From his hospital bed in Humber River Hospital, Toronto’s Delroy Noble watches a newly released movie on Netflix.
A nurse walks in to check his blood pressure.
“I’m feeling really grateful, you know, that … here in this country we have really good health care,” Noble said.
He has spent two and a half months in hospital.
He fell sick in early May after a shift at Pearson International Airport, where he has worked for the last ten years in the baggage department.
“Thought it was just allergies because this was near the end of April … I started really showing signs for COVID and I called the Telehealth line and after relaying my symptoms they said I should get tested,” he recalled.
The test came back positive.
Noble’s mother, aunt and younger brother all tested positive for COVID-19 too, although his symptoms were the worst.
With a high fever, he was instructed to go to hospital.
After spending two days in hospital, which Noble described as ‘uneventful,’ suddenly he remembered feeling unable to breathe and began to panic.
“I remember waking up for maybe 10, 15, 30 seconds. I felt like I was being moved somewhere, I open my eyes and I hear the doctor say, ‘Mr. Noble, we’re taking you to go operate on you and there’s a two to ten per cent chance you’re going to survive,'” he said.
That is the last thing Noble remembers.
It would be eight weeks later the next time he opened his eyes.
Also, a year older.
Noble turned 30 years old, while attached to a ventilator.
And 130 pounds lighter.
“First time they weighed me, they said I lost 80 pounds, and then the second time, I believe I lost roughly another 50, so in total I think I lost 130 pounds,” he said.
Noble has not lost his sense of humour through the ordeal, joking that he may have gained back a few pounds “because the food here is pretty good!”
The nursing team was very involved in Noble’s care and continues to be.
“Delroy came in through the emergency department, he had some respiratory issues … ended up in the intensive care unit, there was a consult to the critical care team … Was intubated and had spent 59 days on a ventilator,” said Suzi Laj, nurse manager in the ICU.
The entire medical team had high hopes for Noble, but like many other COVID-19 intubated patients at the hospital, they did not know what to expect.
“The general population that comes in with COVID is usually older. He’s one of the younger ones,” said Noble’s nurse, Lisa Eugene.

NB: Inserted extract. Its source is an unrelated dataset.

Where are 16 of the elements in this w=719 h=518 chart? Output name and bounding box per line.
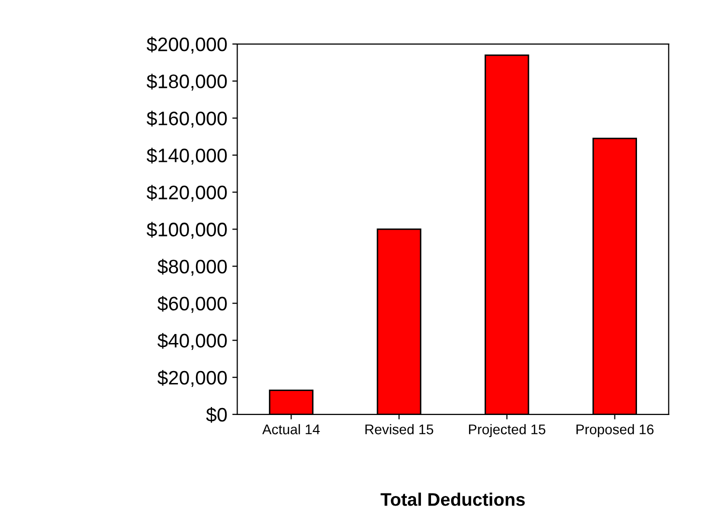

“He, at the very beginning, was on a lot of medications to support his blood pressure, as well as medications to keep him sedated and we were actively proning him, meaning that we were turning him on his belly because we found that was a great success with patients that were coming in with Coronavirus,” explained Laj.
For weeks, Noble’s family, having recovered from the virus, prayed he would survive.
“It was very hard, we had lots of prayers,” recalled his sister, Monique Noble. “We’re very grateful that he’s doing a lot better now.”
READ MORE: Young adults given new warnings as coronavirus cases spike across Canada
“Next memory I had was my sister poking me, trying to wake me up, asking me, ‘Do you know where you are? Do you know what date it is?’ and I remember her telling me ‘it’s June 30, you’ve been in a coma for two months,'” he said.
“He’s one of the lucky ones,” pointed out Eugene. “High hopes for him, he’s a very lucky man.”
Noble has a long road ahead of him.
He is unable to walk and is just regaining strength in his hands and arms.
Daily physiotherapy is helping and soon he will leave the hospital for a rehabilitation centre.
“Life has changed for him, the way he came into the hospital is certainly not how he’s leaving,” said Eugene, adding “he has some neuropathy in his legs so that’s going to take some time to move past … but at least he gets to go home.”
Noble does not take the journey lightly.
“COVID is no joke. When I fell unconscious on May 5, for all you know, I could have died that day and look how quick it took action on me, a young person,” he said.
His sister, who is anxious to have her brother back home, said she is still shocked at how sick he became with the virus.
“Normally it’s older people and it just shows that this virus doesn’t pick and choose, it just gets everyone,” she said.
Noble has a message to the general public.
“Personally when the pandemic first started I thought, ‘Hey, I’m a young man, if I get it I’m just going to get a cold.’ Little did I know … this is no joke, take it very seriously,” he said.